Since its inception in 1983, PCR (Polymerase Chain Reaction) technology has become a core tool in molecular biology, medical diagnosis, and genetic engineering. As a key equipment for PCR experiments, the PCR universal gene amplifier achieves exponential amplification of DNA fragments through precise temperature control, and is widely used in fields such as pathogen detection, gene sequencing, and genetic disease screening. This article will systematically introduce the working principle, technical classification, core performance indicators, and cutting-edge applications of PCR instruments, and explore their future development trends.

1. Working principle and technological evolution of PCR instrument

1.1 Basic principles

PCR technology is based on the semi preserved replication mechanism of DNA and completes amplification through three temperature cycles:

1. Denaturation: At 94-98 ℃, double stranded DNA breaks down into single stranded DNA.

2. Annealing: 50-65 ℃ to allow primers to specifically bind to template DNA.

3. Extension: DNA polymerase (such as Taq enzyme) synthesizes new chains at 72 ℃.

After 25-40 cycles, the target DNA fragment can be amplified millions of times.

1.2 Technological Evolution of PCR Instruments

-First generation: Water bath+manual pipetting (1980s)

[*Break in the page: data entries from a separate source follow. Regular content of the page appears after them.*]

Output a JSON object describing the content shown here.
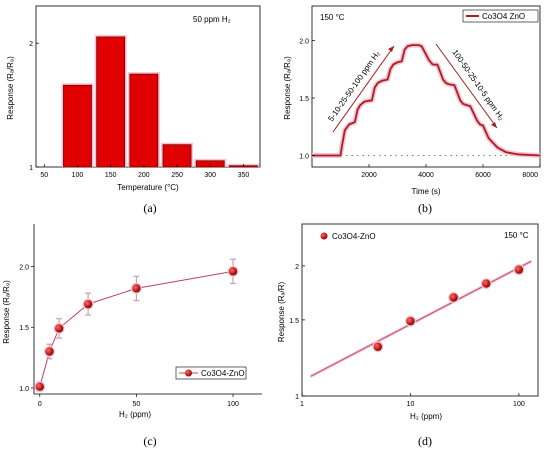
{
  "chart_data": [
    {
      "type": "bar",
      "panel_label": "(a)",
      "annotation": "50 ppm H₂",
      "xlabel": "Temperature (°C)",
      "ylabel": "Response (Rₐ/R₉)",
      "categories": [
        "100",
        "150",
        "200",
        "250",
        "300",
        "350"
      ],
      "values": [
        1.66,
        2.05,
        1.75,
        1.18,
        1.05,
        1.01
      ],
      "x_ticks": [
        "50",
        "100",
        "150",
        "200",
        "250",
        "300",
        "350"
      ],
      "y_ticks": [
        "1",
        "2"
      ],
      "ylim": [
        1,
        2.3
      ],
      "colors": {
        "bar_fill": "#e10000",
        "bar_edge": "#7a0000",
        "bar_glow": "#f4c3d6"
      }
    },
    {
      "type": "line",
      "panel_label": "(b)",
      "annotation": "150 °C",
      "legend": "Co3O4 ZnO",
      "ramp_up_label": "5-10-25-50-100 ppm H₂",
      "ramp_down_label": "100-50-25-10-5 ppm H₂",
      "xlabel": "Time (s)",
      "ylabel": "Response (Rₐ/R₉)",
      "x_ticks": [
        "2000",
        "4000",
        "6000",
        "8000"
      ],
      "y_ticks": [
        "1.0",
        "1.5",
        "2.0"
      ],
      "xlim": [
        0,
        8000
      ],
      "ylim": [
        0.9,
        2.3
      ],
      "baseline": 1.0,
      "series": [
        {
          "x": [
            0,
            1000,
            1050,
            1150,
            1300,
            1500,
            1600,
            1700,
            1850,
            2100,
            2200,
            2300,
            2450,
            2650,
            2750,
            2850,
            3000,
            3150,
            3250,
            3350,
            3500,
            3650,
            3750,
            3850,
            4100,
            4200,
            4250,
            4400,
            4600,
            4700,
            4800,
            5000,
            5200,
            5300,
            5400,
            5550,
            5800,
            5900,
            6000,
            6200,
            6500,
            6800,
            7200,
            8000
          ],
          "y": [
            1.0,
            1.0,
            1.08,
            1.22,
            1.27,
            1.29,
            1.4,
            1.44,
            1.47,
            1.48,
            1.59,
            1.63,
            1.65,
            1.66,
            1.75,
            1.79,
            1.81,
            1.82,
            1.92,
            1.95,
            1.96,
            1.96,
            1.96,
            1.95,
            1.83,
            1.8,
            1.79,
            1.79,
            1.66,
            1.63,
            1.62,
            1.61,
            1.48,
            1.45,
            1.44,
            1.43,
            1.3,
            1.27,
            1.26,
            1.15,
            1.07,
            1.03,
            1.01,
            1.0
          ]
        }
      ],
      "colors": {
        "line": "#b01c1c",
        "glow": "#f0c4d8"
      }
    },
    {
      "type": "scatter",
      "panel_label": "(c)",
      "legend": "Co3O4-ZnO",
      "xlabel": "H₂ (ppm)",
      "ylabel": "Response (Rₐ/R₉)",
      "x_ticks": [
        "0",
        "50",
        "100"
      ],
      "y_ticks": [
        "1.0",
        "1.5",
        "2.0"
      ],
      "xlim": [
        -3,
        115
      ],
      "ylim": [
        0.95,
        2.35
      ],
      "x": [
        0,
        5,
        10,
        25,
        50,
        100
      ],
      "y": [
        1.01,
        1.3,
        1.49,
        1.69,
        1.82,
        1.96
      ],
      "y_err": [
        0.04,
        0.06,
        0.08,
        0.09,
        0.1,
        0.1
      ],
      "colors": {
        "marker": "#c0231c",
        "line": "#c04060",
        "errbar": "#c8a0b8"
      }
    },
    {
      "type": "scatter",
      "panel_label": "(d)",
      "legend": "Co3O4-ZnO",
      "annotation": "150 °C",
      "xlabel": "H₂ (ppm)",
      "ylabel": "Response (Rₐ/R)",
      "scale": "log-log",
      "x_ticks": [
        "1",
        "10",
        "100"
      ],
      "y_ticks": [
        "1",
        "1.5",
        "2"
      ],
      "xlim": [
        1,
        150
      ],
      "ylim": [
        1,
        2.5
      ],
      "x": [
        5,
        10,
        25,
        50,
        100
      ],
      "y": [
        1.3,
        1.49,
        1.69,
        1.82,
        1.96
      ],
      "fit": {
        "x": [
          1.2,
          130
        ],
        "y": [
          1.11,
          2.05
        ]
      },
      "colors": {
        "marker": "#c0231c",
        "fit": "#c04060",
        "glow": "#f4c3d6"
      }
    }
  ]
}
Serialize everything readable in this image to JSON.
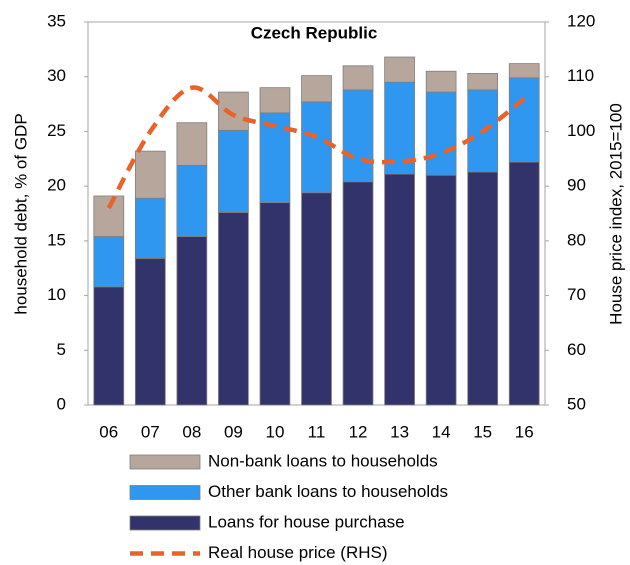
{
  "chart_data": {
    "type": "bar",
    "stacked": true,
    "title": "Czech Republic",
    "categories": [
      "06",
      "07",
      "08",
      "09",
      "10",
      "11",
      "12",
      "13",
      "14",
      "15",
      "16"
    ],
    "y_label": "household debt, % of GDP",
    "y2_label": "House price index, 2015=100",
    "ylim": [
      0,
      35
    ],
    "yticks": [
      0,
      5,
      10,
      15,
      20,
      25,
      30,
      35
    ],
    "y2lim": [
      50,
      120
    ],
    "y2ticks": [
      50,
      60,
      70,
      80,
      90,
      100,
      110,
      120
    ],
    "series": [
      {
        "name": "Loans for house purchase",
        "color": "#33336b",
        "values": [
          10.8,
          13.4,
          15.4,
          17.6,
          18.5,
          19.4,
          20.4,
          21.1,
          21.0,
          21.3,
          22.2
        ]
      },
      {
        "name": "Other bank loans to households",
        "color": "#2f97f0",
        "values": [
          4.6,
          5.5,
          6.5,
          7.5,
          8.2,
          8.3,
          8.4,
          8.4,
          7.6,
          7.5,
          7.7
        ]
      },
      {
        "name": "Non-bank loans to households",
        "color": "#b7a69c",
        "values": [
          3.7,
          4.3,
          3.9,
          3.5,
          2.3,
          2.4,
          2.2,
          2.3,
          1.9,
          1.5,
          1.3
        ]
      },
      {
        "name": "Real house price (RHS)",
        "color": "#e8622a",
        "type": "line",
        "axis": "y2",
        "dashed": true,
        "values": [
          86,
          100,
          108,
          103,
          101,
          99,
          95,
          94.5,
          96,
          100,
          106
        ]
      }
    ]
  }
}
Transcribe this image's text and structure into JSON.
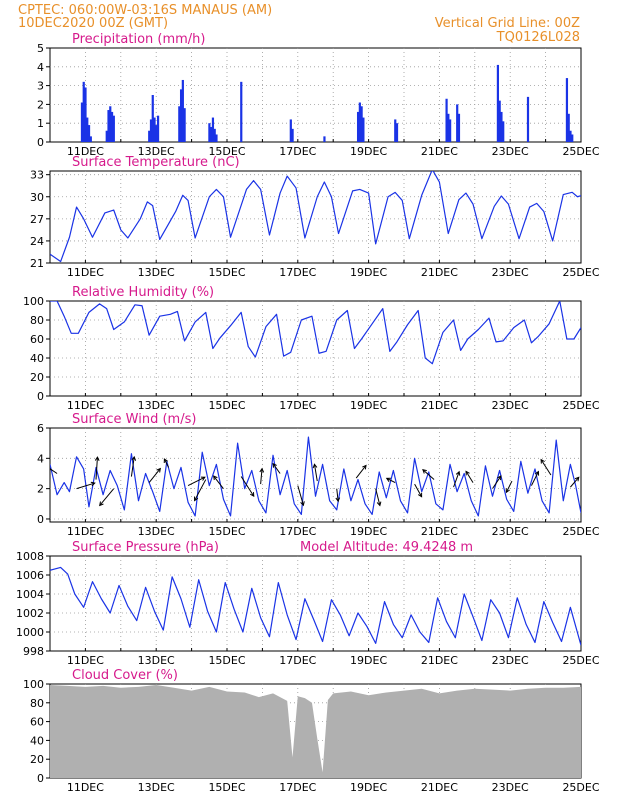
{
  "header": {
    "line1": "CPTEC:    060:00W-03:16S   MANAUS (AM)",
    "line2": "10DEC2020 00Z (GMT)",
    "grid_note": "Vertical Grid Line: 00Z",
    "code": "TQ0126L028"
  },
  "colors": {
    "header_text": "#e8902a",
    "panel_title": "#d61a8c",
    "series": "#1a33e6",
    "cloud": "#b0b0b0",
    "grid": "#9a9a9a",
    "arrow": "#000000"
  },
  "x_ticks": [
    "11DEC",
    "13DEC",
    "15DEC",
    "17DEC",
    "19DEC",
    "21DEC",
    "23DEC",
    "25DEC"
  ],
  "chart_data": [
    {
      "id": "precip",
      "type": "bar",
      "title": "Precipitation (mm/h)",
      "ylim": [
        0,
        5
      ],
      "yticks": [
        "0",
        "1",
        "2",
        "3",
        "4",
        "5"
      ],
      "x_days": [
        10.9,
        10.95,
        11.0,
        11.05,
        11.1,
        11.15,
        11.6,
        11.65,
        11.7,
        11.75,
        11.8,
        12.8,
        12.85,
        12.9,
        12.95,
        13.0,
        13.05,
        13.65,
        13.7,
        13.75,
        13.8,
        14.5,
        14.55,
        14.6,
        14.65,
        14.7,
        15.4,
        16.8,
        16.85,
        17.75,
        18.7,
        18.75,
        18.8,
        18.85,
        19.75,
        19.8,
        21.2,
        21.25,
        21.3,
        21.5,
        21.55,
        22.65,
        22.7,
        22.75,
        22.8,
        23.5,
        24.6,
        24.65,
        24.7,
        24.75
      ],
      "values": [
        2.1,
        3.2,
        2.9,
        1.3,
        0.9,
        0.3,
        0.6,
        1.7,
        1.9,
        1.6,
        1.4,
        0.6,
        1.2,
        2.5,
        1.3,
        0.9,
        1.4,
        1.9,
        2.8,
        3.3,
        1.8,
        1.0,
        0.8,
        1.3,
        0.7,
        0.4,
        3.2,
        1.2,
        0.7,
        0.3,
        1.6,
        2.1,
        1.9,
        1.3,
        1.2,
        1.0,
        2.3,
        1.5,
        1.2,
        2.0,
        1.5,
        4.1,
        2.2,
        1.6,
        1.1,
        2.4,
        3.4,
        1.5,
        0.6,
        0.4
      ]
    },
    {
      "id": "temp",
      "type": "line",
      "title": "Surface Temperature (nC)",
      "ylim": [
        21,
        33.5
      ],
      "yticks": [
        "21",
        "24",
        "27",
        "30",
        "33"
      ],
      "x_days": [
        10.0,
        10.3,
        10.55,
        10.75,
        10.95,
        11.2,
        11.55,
        11.8,
        12.0,
        12.2,
        12.55,
        12.75,
        12.9,
        13.1,
        13.55,
        13.75,
        13.9,
        14.1,
        14.5,
        14.7,
        14.9,
        15.1,
        15.55,
        15.75,
        15.95,
        16.2,
        16.5,
        16.7,
        16.95,
        17.2,
        17.55,
        17.75,
        17.95,
        18.15,
        18.55,
        18.75,
        19.0,
        19.2,
        19.55,
        19.75,
        19.95,
        20.15,
        20.5,
        20.8,
        21.0,
        21.25,
        21.55,
        21.75,
        21.95,
        22.2,
        22.55,
        22.75,
        22.95,
        23.25,
        23.55,
        23.75,
        23.95,
        24.2,
        24.5,
        24.75,
        24.9,
        25.1
      ],
      "values": [
        22.2,
        21.2,
        24.5,
        28.6,
        27.0,
        24.5,
        27.8,
        28.2,
        25.5,
        24.4,
        27.0,
        29.3,
        28.8,
        24.2,
        28.0,
        30.2,
        29.5,
        24.4,
        30.0,
        31.0,
        30.0,
        24.5,
        31.0,
        32.2,
        31.0,
        24.8,
        30.5,
        32.8,
        31.2,
        24.4,
        30.0,
        32.0,
        30.0,
        25.0,
        30.8,
        31.0,
        30.5,
        23.6,
        30.0,
        30.6,
        29.5,
        24.3,
        30.2,
        33.7,
        32.0,
        25.0,
        29.6,
        30.5,
        29.0,
        24.3,
        28.7,
        30.1,
        29.0,
        24.3,
        28.6,
        29.1,
        28.0,
        24.0,
        30.3,
        30.6,
        30.0,
        30.3
      ]
    },
    {
      "id": "rh",
      "type": "line",
      "title": "Relative Humidity (%)",
      "ylim": [
        0,
        100
      ],
      "yticks": [
        "0",
        "20",
        "40",
        "60",
        "80",
        "100"
      ],
      "x_days": [
        10.0,
        10.2,
        10.4,
        10.6,
        10.8,
        11.1,
        11.4,
        11.6,
        11.8,
        12.1,
        12.4,
        12.6,
        12.8,
        13.1,
        13.4,
        13.6,
        13.8,
        14.1,
        14.4,
        14.6,
        14.8,
        15.1,
        15.4,
        15.6,
        15.8,
        16.1,
        16.4,
        16.6,
        16.8,
        17.1,
        17.4,
        17.6,
        17.8,
        18.1,
        18.4,
        18.6,
        18.8,
        19.1,
        19.4,
        19.6,
        19.8,
        20.1,
        20.4,
        20.6,
        20.8,
        21.1,
        21.4,
        21.6,
        21.8,
        22.1,
        22.4,
        22.6,
        22.8,
        23.1,
        23.4,
        23.6,
        23.8,
        24.1,
        24.4,
        24.6,
        24.8,
        25.0
      ],
      "values": [
        100,
        100,
        84,
        66,
        66,
        88,
        97,
        92,
        70,
        78,
        96,
        95,
        64,
        84,
        86,
        89,
        58,
        78,
        88,
        50,
        61,
        74,
        88,
        52,
        41,
        73,
        86,
        42,
        46,
        80,
        84,
        45,
        47,
        80,
        90,
        50,
        60,
        76,
        92,
        47,
        57,
        75,
        90,
        40,
        34,
        67,
        80,
        48,
        60,
        70,
        82,
        57,
        58,
        72,
        80,
        56,
        63,
        76,
        100,
        60,
        60,
        72
      ]
    },
    {
      "id": "wind",
      "type": "line",
      "title": "Surface Wind (m/s)",
      "ylim": [
        -0.2,
        6
      ],
      "yticks": [
        "0",
        "2",
        "4",
        "6"
      ],
      "x_days": [
        10.0,
        10.2,
        10.4,
        10.55,
        10.75,
        10.95,
        11.1,
        11.3,
        11.5,
        11.7,
        11.9,
        12.1,
        12.3,
        12.5,
        12.7,
        12.9,
        13.1,
        13.3,
        13.5,
        13.7,
        13.9,
        14.1,
        14.3,
        14.5,
        14.7,
        14.9,
        15.1,
        15.3,
        15.5,
        15.7,
        15.9,
        16.1,
        16.3,
        16.5,
        16.7,
        16.9,
        17.1,
        17.3,
        17.5,
        17.7,
        17.9,
        18.1,
        18.3,
        18.5,
        18.7,
        18.9,
        19.1,
        19.3,
        19.5,
        19.7,
        19.9,
        20.1,
        20.3,
        20.5,
        20.7,
        20.9,
        21.1,
        21.3,
        21.5,
        21.7,
        21.9,
        22.1,
        22.3,
        22.5,
        22.7,
        22.9,
        23.1,
        23.3,
        23.5,
        23.7,
        23.9,
        24.1,
        24.3,
        24.5,
        24.7,
        24.85,
        25.0
      ],
      "values": [
        3.6,
        1.6,
        2.4,
        1.8,
        4.1,
        3.3,
        0.8,
        3.4,
        1.6,
        3.2,
        2.2,
        0.6,
        4.3,
        1.2,
        3.0,
        1.8,
        0.5,
        3.8,
        2.0,
        3.4,
        1.1,
        0.2,
        4.4,
        2.2,
        3.6,
        1.3,
        0.2,
        5.0,
        2.0,
        3.2,
        1.2,
        0.4,
        4.2,
        1.6,
        3.2,
        1.0,
        0.3,
        5.4,
        1.5,
        3.6,
        1.2,
        0.6,
        3.3,
        1.2,
        2.6,
        1.0,
        0.3,
        3.1,
        1.4,
        3.2,
        1.2,
        0.4,
        4.0,
        1.8,
        3.1,
        1.0,
        0.6,
        3.6,
        1.8,
        3.0,
        1.2,
        0.2,
        3.5,
        1.5,
        3.2,
        1.3,
        0.5,
        3.8,
        1.7,
        3.3,
        1.2,
        0.4,
        5.2,
        1.2,
        3.6,
        2.2,
        0.4
      ],
      "arrow_x": [
        10.2,
        10.75,
        11.3,
        11.8,
        12.3,
        12.8,
        13.35,
        13.9,
        14.4,
        14.9,
        15.4,
        15.95,
        16.5,
        17.0,
        17.55,
        18.1,
        18.65,
        19.2,
        19.75,
        20.3,
        20.85,
        21.4,
        21.95,
        22.5,
        23.05,
        23.6,
        24.15,
        24.7
      ],
      "arrow_y": [
        3.0,
        2.0,
        2.6,
        2.0,
        2.8,
        2.4,
        3.4,
        2.2,
        2.6,
        2.0,
        2.8,
        2.3,
        3.0,
        2.2,
        2.5,
        2.0,
        2.7,
        2.0,
        2.4,
        2.3,
        2.6,
        2.1,
        2.4,
        2.0,
        2.5,
        2.2,
        2.9,
        2.1
      ],
      "arrow_u": [
        -1.2,
        1.3,
        0.1,
        -1.0,
        0.2,
        0.8,
        -0.3,
        1.2,
        -0.8,
        -0.7,
        0.9,
        0.1,
        -0.5,
        0.4,
        -0.2,
        0.1,
        0.7,
        0.3,
        -0.6,
        0.5,
        -0.8,
        0.4,
        -0.5,
        0.6,
        -0.4,
        0.5,
        -0.7,
        0.6
      ],
      "arrow_v": [
        0.8,
        0.4,
        1.6,
        -1.2,
        1.4,
        1.0,
        0.6,
        0.6,
        -1.5,
        0.9,
        -1.4,
        1.1,
        0.7,
        -1.4,
        1.2,
        -0.9,
        0.9,
        -1.2,
        0.3,
        -0.9,
        0.7,
        1.1,
        0.8,
        0.9,
        -0.8,
        1.0,
        1.1,
        0.7
      ]
    },
    {
      "id": "pres",
      "type": "line",
      "title": "Surface Pressure (hPa)",
      "subtitle": "Model Altitude: 49.4248 m",
      "ylim": [
        998,
        1008
      ],
      "yticks": [
        "998",
        "1000",
        "1002",
        "1004",
        "1006",
        "1008"
      ],
      "x_days": [
        10.0,
        10.3,
        10.5,
        10.7,
        10.95,
        11.2,
        11.45,
        11.7,
        11.95,
        12.2,
        12.45,
        12.7,
        12.95,
        13.2,
        13.45,
        13.7,
        13.95,
        14.2,
        14.45,
        14.7,
        14.95,
        15.2,
        15.45,
        15.7,
        15.95,
        16.2,
        16.45,
        16.7,
        16.95,
        17.2,
        17.45,
        17.7,
        17.95,
        18.2,
        18.45,
        18.7,
        18.95,
        19.2,
        19.45,
        19.7,
        19.95,
        20.2,
        20.45,
        20.7,
        20.95,
        21.2,
        21.45,
        21.7,
        21.95,
        22.2,
        22.45,
        22.7,
        22.95,
        23.2,
        23.45,
        23.7,
        23.95,
        24.2,
        24.45,
        24.7,
        25.0
      ],
      "values": [
        1006.5,
        1006.8,
        1006.1,
        1004.0,
        1002.6,
        1005.3,
        1003.5,
        1002.0,
        1004.9,
        1002.7,
        1001.2,
        1004.7,
        1002.2,
        1000.2,
        1005.8,
        1003.5,
        1000.5,
        1005.5,
        1002.2,
        1000.0,
        1005.2,
        1002.4,
        1000.0,
        1004.6,
        1001.5,
        999.5,
        1005.2,
        1001.8,
        999.2,
        1003.5,
        1001.3,
        999.0,
        1003.4,
        1001.8,
        999.6,
        1002.0,
        1000.6,
        998.8,
        1003.2,
        1000.8,
        999.4,
        1001.8,
        1000.0,
        998.9,
        1003.6,
        1001.1,
        999.4,
        1004.0,
        1001.6,
        999.1,
        1003.4,
        1002.0,
        999.4,
        1003.6,
        1000.8,
        998.9,
        1003.2,
        1001.0,
        999.0,
        1002.6,
        998.6
      ]
    },
    {
      "id": "cloud",
      "type": "area",
      "title": "Cloud Cover (%)",
      "ylim": [
        0,
        100
      ],
      "yticks": [
        "0",
        "20",
        "40",
        "60",
        "80",
        "100"
      ],
      "x_days": [
        10.0,
        10.5,
        11.0,
        11.5,
        12.0,
        12.5,
        13.0,
        13.5,
        14.0,
        14.5,
        15.0,
        15.5,
        15.9,
        16.3,
        16.7,
        16.85,
        17.0,
        17.2,
        17.4,
        17.55,
        17.7,
        17.85,
        18.0,
        18.5,
        19.0,
        19.5,
        20.0,
        20.5,
        21.0,
        21.5,
        22.0,
        22.5,
        23.0,
        23.5,
        24.0,
        24.5,
        25.0
      ],
      "values": [
        99,
        98,
        97,
        98,
        96,
        97,
        99,
        96,
        93,
        97,
        92,
        91,
        86,
        90,
        82,
        22,
        87,
        85,
        80,
        42,
        6,
        83,
        90,
        92,
        88,
        91,
        93,
        95,
        90,
        93,
        95,
        94,
        93,
        95,
        96,
        96,
        97
      ]
    }
  ]
}
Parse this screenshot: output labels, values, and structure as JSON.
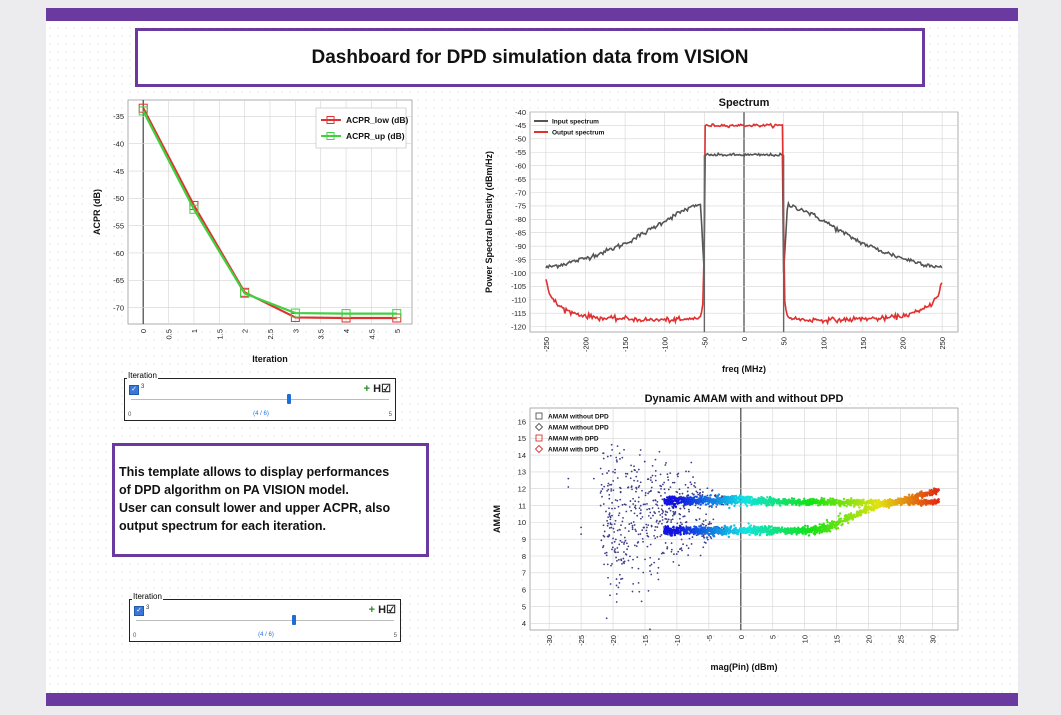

-Second Generation: Modular Temperature Control System (1990s)

-Third generation: Gradient PCR, Real time Fluorescent Quantitative PCR (qPCR)

-Fourth generation: Digital PCR (dPCR), Rapid Portable PCR Instrument

2. Core technical features of universal PCR instrument

2.1 Temperature Control System

-Heating/cooling rate: The model can reach 6 ° C/second, reducing experimental time (such as a rapid PCR machine that can complete amplification within 30 minutes).

-Temperature uniformity: ± 0.1 ° C error, ensuring consistency between pores (key for quantitative analysis).

-Gradient PCR function: Set different annealing temperatures on the same plate to optimize experimental conditions.

2.2 Extension of detection function

-QPCR instrument: Integrated fluorescence detection module, real-time monitoring of amplification curves (such as SYBR Green or TaqMan probes).

-Digital PCR (dPCR): Absolute quantification is achieved through microfluidic chips without the need for standard curves.

2.3 Intelligence and Automation

-Touch screen operation: preset programs (such as pathogen detection, SNP typing).

-Cloud data analysis: Directly export Ct values, melting curves, and amplification efficiency reports.

3. Application Fields

3.1 Medical Diagnosis

-Infectious disease testing: nucleic acid screening for HIV and HPV.

-Genetic disease analysis: genetic mutation detection for cystic fibrosis and thalassemia.

3.2 Basic scientific research

-Gene cloning and sequencing: amplifying target fragments for NGS library construction.

-Epigenetics: Methylation specific PCR (MSP) analysis of DNA modifications.

3.3 Agriculture and Forensic Medicine

-Identification of genetically modified crops: detection of exogenous genes (such as Bt protein genes).

-Forensic DNA typing: STR (short tandem repeat) amplification is used for individual identification.

The PCR universal gene amplification instrument, as the "gold standard" for molecular diagnosis, continues to drive the development of life sciences through technological innovation. From basic research to clinical implementation, from large laboratories to portable devices, PCR machines are evolving towards faster, more accurate, and more intelligent directions. In the future, with the increasing demand for precision medicine and point of care testing (POCT), PCR technology will play a more critical role in global public health, agriculture, and forensic science.